Though the appellant did not admit the act of violation with which it is charged, yet, if the evidence showed such violation (the Commission so found), then the burden would shift to the appellant; for the law presumes that the act was willfully done.

Section 2829, Comp. Laws 1909 (chapter 25, art. 62), provides:

"The term 'wilfully,' when applied to the intent with which an act is done or omitted, implies simply a purpose or willingness to commit the act or the omission referred to. It does not require any intent to violate law, or to injure another, or to acquire any advantage."

See, also, Thurman et al. v. State, 2 Okla. Cr. 718,104 P. 67.

The tariff not having been filed, and the presumption of law following that it was willfully not flied, and the burden shifting to the appellant, the question arises as to whether, under this record, the appellant has discharged that burden.

In A., T. S. F. Ry. Co. v. State and A. Haber,31 Okla. 479, 122 P. 232, it is said:

"In determining the guilt of a company or corporation charged with contempt in a proceeding like this, whilst it is necessary to find that the violation was willful or intentional, yet in making this determination the Commission is permitted to look at the good faith of the company.
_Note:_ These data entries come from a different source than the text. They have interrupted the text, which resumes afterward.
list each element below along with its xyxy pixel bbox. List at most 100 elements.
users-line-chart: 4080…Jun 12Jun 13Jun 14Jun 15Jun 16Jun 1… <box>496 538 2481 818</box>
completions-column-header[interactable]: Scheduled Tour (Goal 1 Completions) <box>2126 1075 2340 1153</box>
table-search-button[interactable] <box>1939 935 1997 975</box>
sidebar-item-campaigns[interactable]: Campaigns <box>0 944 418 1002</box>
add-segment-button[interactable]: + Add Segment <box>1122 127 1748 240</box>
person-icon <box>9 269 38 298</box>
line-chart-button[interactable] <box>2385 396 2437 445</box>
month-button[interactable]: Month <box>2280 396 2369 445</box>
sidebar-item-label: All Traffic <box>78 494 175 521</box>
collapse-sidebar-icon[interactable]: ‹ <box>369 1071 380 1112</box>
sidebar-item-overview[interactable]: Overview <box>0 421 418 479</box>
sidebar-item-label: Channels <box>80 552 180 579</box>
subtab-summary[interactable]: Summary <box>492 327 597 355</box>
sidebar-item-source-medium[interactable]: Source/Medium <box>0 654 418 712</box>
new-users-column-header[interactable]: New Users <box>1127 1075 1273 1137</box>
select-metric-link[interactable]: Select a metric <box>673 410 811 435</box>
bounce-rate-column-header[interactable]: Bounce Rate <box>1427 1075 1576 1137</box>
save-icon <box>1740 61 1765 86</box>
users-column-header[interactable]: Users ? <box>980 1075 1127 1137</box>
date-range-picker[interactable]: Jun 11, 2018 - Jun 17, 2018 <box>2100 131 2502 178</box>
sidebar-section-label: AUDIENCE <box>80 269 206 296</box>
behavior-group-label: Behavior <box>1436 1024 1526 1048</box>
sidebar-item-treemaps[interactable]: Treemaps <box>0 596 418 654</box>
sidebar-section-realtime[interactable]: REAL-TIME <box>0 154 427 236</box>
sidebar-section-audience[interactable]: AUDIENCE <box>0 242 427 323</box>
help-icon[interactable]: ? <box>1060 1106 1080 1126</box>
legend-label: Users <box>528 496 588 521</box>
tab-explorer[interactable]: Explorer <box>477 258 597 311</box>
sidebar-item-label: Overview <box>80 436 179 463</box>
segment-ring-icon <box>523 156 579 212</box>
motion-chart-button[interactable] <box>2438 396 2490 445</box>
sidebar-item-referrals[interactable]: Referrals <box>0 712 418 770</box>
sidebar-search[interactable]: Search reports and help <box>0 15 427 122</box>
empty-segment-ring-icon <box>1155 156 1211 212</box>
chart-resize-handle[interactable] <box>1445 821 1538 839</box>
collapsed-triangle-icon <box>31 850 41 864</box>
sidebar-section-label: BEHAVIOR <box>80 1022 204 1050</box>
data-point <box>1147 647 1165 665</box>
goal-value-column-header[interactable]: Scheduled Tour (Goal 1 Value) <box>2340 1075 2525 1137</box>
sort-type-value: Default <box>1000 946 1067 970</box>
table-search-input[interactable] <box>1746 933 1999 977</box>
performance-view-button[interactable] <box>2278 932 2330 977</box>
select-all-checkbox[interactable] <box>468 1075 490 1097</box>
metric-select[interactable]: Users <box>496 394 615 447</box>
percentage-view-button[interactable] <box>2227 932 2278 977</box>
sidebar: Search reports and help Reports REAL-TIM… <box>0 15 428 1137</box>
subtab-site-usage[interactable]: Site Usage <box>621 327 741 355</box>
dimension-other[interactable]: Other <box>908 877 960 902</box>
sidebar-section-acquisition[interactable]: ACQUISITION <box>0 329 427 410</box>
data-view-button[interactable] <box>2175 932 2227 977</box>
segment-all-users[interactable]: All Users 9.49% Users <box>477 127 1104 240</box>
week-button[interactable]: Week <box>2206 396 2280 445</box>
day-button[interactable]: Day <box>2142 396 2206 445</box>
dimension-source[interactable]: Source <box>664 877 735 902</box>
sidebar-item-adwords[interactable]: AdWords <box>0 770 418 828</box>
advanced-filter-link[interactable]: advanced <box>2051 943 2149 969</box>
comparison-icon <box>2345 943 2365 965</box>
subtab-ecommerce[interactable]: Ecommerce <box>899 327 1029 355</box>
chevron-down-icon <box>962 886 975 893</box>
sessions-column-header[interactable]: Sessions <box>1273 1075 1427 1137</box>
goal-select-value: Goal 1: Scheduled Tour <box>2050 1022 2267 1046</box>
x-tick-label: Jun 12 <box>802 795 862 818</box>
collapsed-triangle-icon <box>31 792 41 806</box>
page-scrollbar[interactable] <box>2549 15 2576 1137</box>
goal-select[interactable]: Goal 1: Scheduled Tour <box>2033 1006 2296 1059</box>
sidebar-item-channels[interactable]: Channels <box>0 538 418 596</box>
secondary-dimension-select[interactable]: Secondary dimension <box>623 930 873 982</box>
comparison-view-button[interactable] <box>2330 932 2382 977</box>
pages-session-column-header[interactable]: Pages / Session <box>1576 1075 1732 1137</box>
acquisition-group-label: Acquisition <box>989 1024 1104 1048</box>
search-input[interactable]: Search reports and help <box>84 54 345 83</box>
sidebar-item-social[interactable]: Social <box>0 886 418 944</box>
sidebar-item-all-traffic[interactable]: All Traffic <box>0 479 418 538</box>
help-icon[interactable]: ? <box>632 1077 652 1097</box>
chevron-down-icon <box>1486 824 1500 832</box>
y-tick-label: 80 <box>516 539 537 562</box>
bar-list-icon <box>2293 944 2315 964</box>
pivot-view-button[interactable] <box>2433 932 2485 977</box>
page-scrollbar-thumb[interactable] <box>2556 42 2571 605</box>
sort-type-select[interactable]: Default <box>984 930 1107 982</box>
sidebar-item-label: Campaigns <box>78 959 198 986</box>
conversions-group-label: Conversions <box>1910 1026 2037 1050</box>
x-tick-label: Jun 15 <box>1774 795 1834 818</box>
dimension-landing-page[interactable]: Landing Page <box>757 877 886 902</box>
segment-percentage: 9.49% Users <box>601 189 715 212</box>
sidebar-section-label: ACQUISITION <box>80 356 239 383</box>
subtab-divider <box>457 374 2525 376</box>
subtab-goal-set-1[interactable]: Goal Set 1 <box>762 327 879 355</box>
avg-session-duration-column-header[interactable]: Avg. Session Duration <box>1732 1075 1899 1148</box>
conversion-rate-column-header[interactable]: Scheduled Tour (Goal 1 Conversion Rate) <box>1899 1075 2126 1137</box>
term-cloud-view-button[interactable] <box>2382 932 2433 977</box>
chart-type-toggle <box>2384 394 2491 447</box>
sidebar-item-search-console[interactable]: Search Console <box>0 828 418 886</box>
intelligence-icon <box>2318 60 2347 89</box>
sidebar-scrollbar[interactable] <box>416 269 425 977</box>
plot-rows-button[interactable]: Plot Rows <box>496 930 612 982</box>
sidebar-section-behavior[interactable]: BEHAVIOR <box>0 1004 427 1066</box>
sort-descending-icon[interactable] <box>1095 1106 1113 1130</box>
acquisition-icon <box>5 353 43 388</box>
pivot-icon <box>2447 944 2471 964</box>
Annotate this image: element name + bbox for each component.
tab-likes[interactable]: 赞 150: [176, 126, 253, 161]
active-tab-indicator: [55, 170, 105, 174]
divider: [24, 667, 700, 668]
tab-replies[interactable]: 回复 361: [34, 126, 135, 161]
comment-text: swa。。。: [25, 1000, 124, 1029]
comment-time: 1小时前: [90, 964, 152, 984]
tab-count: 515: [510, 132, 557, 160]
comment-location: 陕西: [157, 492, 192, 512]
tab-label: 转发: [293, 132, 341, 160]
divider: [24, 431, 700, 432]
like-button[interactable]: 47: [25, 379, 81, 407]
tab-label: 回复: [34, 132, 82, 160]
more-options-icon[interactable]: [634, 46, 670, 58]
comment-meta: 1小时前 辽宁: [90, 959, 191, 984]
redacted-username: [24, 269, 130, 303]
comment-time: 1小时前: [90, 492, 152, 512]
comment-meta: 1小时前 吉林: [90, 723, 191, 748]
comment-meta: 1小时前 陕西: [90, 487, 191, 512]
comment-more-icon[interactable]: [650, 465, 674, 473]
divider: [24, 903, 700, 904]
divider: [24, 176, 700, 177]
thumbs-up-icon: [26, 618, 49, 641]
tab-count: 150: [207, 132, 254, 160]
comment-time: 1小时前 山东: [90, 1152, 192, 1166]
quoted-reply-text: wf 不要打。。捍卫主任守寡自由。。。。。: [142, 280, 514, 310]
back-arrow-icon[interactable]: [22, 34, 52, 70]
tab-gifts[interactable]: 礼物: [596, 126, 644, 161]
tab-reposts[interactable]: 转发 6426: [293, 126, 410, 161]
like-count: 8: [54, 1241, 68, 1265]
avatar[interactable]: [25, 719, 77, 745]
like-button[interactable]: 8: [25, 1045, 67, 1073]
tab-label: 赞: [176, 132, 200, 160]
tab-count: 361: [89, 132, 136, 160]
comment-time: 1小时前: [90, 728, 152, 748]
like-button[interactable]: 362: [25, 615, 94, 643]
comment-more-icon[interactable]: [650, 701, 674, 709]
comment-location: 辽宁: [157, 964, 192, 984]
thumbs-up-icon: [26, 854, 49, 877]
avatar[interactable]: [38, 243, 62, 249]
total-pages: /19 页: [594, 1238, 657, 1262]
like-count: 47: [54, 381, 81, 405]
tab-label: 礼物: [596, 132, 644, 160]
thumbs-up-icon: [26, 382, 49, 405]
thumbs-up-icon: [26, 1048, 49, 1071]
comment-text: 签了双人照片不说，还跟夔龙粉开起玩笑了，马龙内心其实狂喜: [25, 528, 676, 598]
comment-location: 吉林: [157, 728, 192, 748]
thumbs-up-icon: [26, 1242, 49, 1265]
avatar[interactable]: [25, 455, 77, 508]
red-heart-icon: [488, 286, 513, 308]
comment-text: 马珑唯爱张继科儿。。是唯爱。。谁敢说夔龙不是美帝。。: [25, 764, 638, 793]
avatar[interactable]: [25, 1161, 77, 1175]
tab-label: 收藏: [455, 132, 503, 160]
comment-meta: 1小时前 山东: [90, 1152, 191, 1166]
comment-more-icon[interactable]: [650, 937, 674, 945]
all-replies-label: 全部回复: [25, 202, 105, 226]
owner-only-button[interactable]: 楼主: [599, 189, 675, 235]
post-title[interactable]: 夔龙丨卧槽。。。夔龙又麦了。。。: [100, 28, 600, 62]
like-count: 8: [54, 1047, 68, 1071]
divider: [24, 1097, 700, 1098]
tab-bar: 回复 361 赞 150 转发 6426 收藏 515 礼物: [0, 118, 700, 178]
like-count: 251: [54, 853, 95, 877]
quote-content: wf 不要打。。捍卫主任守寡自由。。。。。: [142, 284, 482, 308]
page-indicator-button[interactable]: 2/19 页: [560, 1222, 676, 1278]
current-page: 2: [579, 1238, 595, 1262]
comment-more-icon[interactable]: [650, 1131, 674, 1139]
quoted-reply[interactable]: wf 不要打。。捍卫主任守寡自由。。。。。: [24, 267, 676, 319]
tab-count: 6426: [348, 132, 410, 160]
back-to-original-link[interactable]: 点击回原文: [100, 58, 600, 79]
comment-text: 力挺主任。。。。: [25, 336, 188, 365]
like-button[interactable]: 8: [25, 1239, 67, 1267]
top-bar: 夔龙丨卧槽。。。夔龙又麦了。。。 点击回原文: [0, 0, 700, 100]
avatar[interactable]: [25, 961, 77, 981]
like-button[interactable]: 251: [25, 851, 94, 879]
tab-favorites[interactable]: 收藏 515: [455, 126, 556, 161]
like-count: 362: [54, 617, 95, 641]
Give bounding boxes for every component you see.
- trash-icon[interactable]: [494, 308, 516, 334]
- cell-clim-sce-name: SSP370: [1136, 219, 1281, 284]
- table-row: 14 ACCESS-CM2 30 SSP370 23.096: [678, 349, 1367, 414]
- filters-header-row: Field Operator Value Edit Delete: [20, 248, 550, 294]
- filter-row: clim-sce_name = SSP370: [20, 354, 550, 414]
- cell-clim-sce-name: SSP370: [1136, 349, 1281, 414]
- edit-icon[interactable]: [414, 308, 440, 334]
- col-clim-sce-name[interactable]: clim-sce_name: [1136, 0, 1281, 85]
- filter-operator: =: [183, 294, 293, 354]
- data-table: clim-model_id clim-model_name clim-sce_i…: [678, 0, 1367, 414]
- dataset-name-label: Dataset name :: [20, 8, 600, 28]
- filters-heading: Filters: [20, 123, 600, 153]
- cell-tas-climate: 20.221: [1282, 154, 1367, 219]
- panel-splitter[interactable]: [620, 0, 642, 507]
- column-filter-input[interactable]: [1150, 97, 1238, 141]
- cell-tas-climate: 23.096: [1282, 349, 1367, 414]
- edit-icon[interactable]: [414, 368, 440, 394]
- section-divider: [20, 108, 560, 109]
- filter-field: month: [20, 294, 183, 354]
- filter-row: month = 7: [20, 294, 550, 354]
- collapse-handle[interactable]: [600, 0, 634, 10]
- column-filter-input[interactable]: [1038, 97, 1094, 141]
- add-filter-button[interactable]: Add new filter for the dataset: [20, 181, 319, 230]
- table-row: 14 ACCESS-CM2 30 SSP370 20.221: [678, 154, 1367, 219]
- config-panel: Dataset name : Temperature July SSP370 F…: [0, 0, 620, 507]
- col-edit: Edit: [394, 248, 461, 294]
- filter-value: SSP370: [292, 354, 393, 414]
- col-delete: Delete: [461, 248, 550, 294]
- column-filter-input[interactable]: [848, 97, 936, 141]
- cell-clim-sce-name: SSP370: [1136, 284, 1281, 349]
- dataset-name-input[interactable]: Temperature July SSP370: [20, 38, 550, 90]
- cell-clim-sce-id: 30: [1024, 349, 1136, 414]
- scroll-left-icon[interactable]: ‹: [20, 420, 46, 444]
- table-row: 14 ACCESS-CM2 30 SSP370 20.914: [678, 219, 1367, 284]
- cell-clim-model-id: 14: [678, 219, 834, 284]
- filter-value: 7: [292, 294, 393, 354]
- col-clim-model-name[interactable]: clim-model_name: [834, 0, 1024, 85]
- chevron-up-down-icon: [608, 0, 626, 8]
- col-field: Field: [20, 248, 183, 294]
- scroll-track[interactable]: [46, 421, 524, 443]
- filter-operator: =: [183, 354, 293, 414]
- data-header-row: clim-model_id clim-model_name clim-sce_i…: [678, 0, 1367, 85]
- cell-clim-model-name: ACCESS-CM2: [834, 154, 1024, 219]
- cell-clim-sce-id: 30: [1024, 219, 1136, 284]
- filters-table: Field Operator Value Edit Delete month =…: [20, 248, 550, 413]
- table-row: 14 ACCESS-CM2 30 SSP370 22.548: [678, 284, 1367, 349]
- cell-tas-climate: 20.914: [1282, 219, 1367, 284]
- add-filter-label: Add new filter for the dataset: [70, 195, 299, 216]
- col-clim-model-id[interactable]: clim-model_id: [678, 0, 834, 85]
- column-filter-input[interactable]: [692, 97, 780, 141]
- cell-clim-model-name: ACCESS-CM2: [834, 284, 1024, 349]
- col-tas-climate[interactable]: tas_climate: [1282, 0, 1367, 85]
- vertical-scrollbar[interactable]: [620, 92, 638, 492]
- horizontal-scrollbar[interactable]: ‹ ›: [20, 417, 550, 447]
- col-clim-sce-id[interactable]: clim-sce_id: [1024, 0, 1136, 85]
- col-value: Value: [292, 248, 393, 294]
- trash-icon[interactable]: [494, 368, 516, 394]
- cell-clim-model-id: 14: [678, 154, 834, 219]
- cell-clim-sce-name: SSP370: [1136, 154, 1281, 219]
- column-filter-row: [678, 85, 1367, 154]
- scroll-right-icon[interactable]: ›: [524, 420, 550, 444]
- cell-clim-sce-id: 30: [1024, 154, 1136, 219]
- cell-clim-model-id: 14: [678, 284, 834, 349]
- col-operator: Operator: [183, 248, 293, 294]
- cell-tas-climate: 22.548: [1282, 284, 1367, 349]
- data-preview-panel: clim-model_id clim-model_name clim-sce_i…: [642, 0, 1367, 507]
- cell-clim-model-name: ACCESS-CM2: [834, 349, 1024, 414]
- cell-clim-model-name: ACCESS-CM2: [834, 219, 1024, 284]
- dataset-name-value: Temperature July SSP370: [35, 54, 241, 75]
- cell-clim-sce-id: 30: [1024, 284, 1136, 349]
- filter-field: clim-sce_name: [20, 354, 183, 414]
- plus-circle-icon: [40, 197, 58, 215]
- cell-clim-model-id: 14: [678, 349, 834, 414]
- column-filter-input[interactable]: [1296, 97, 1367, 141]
The company, through its *Page 375 superior officers, must furnish the subordinate officers with reasonable instructions, in order that the subordinates may reasonably and in good faith and with proper diligence comply with the orders of the Commission. Whilst it may be that the subordinate employee may act in good faith and with reasonable diligence under the orders that he may have, yet on account of the carelessness or negleet of the superior officers, there may be a dereliction."

In that case it was held that the railway company by proof discharged the burden. All the evidence in the record in appellant's favor is that its records show that on May 6, 1911, within the prescribed time, the tariff was mailed to the Commission. There is no evidence showing who made this entry, or under what circumstances it was made, whether by the party whose duty it was to mail such tariff sheets, or some other person. If the tariff sheet was sent by mail, it is to be assumed that when it was received by the Commission it would acknowledge receipt thereof. If such acknowledgment was not received within a reasonable time, diligence and good faith on the part of the appellant, having adopted the system of forwarding such matters by mail, would have required it to make inquiry as to whether same was received. Such seems not to have been done.

It is essential that these tariff sheets be filed at least before such rates go into effect; and, if the appellant is to be excused merely upon the excuse that an entry on its books shows that it was mailed, then it would be very difficult for any conviction for contempt in such matters to be sustained.

The appellant was not performing an act of courtesy in mailing this tariff. It was its duty under the law to file the same with the Commission within the prescribed time. Having availed itself of the convenience of sending the tariff sheet by mail, that did not discharge its duty, because the order was not that it should mail the tariff sheet, but that it should be filed in a certain time.

The Commission was justified in finding that there was not sufficient evidence to show that it was ever mailed, because this entry may have been made by some clerk upon whom no duty was imposed to mail the same, but, knowing that the tariff sheet was *Page 376 prepared, entered it on the assumption that the clerk upon whom such duty was imposed would mail it, but who failed to discharge that duty.

We conclude that the judgment of the Commission must be sustained.

TURNER, C. J., and HAYES and KANE, JJ., concur; DUNN, J., absent, and not participating.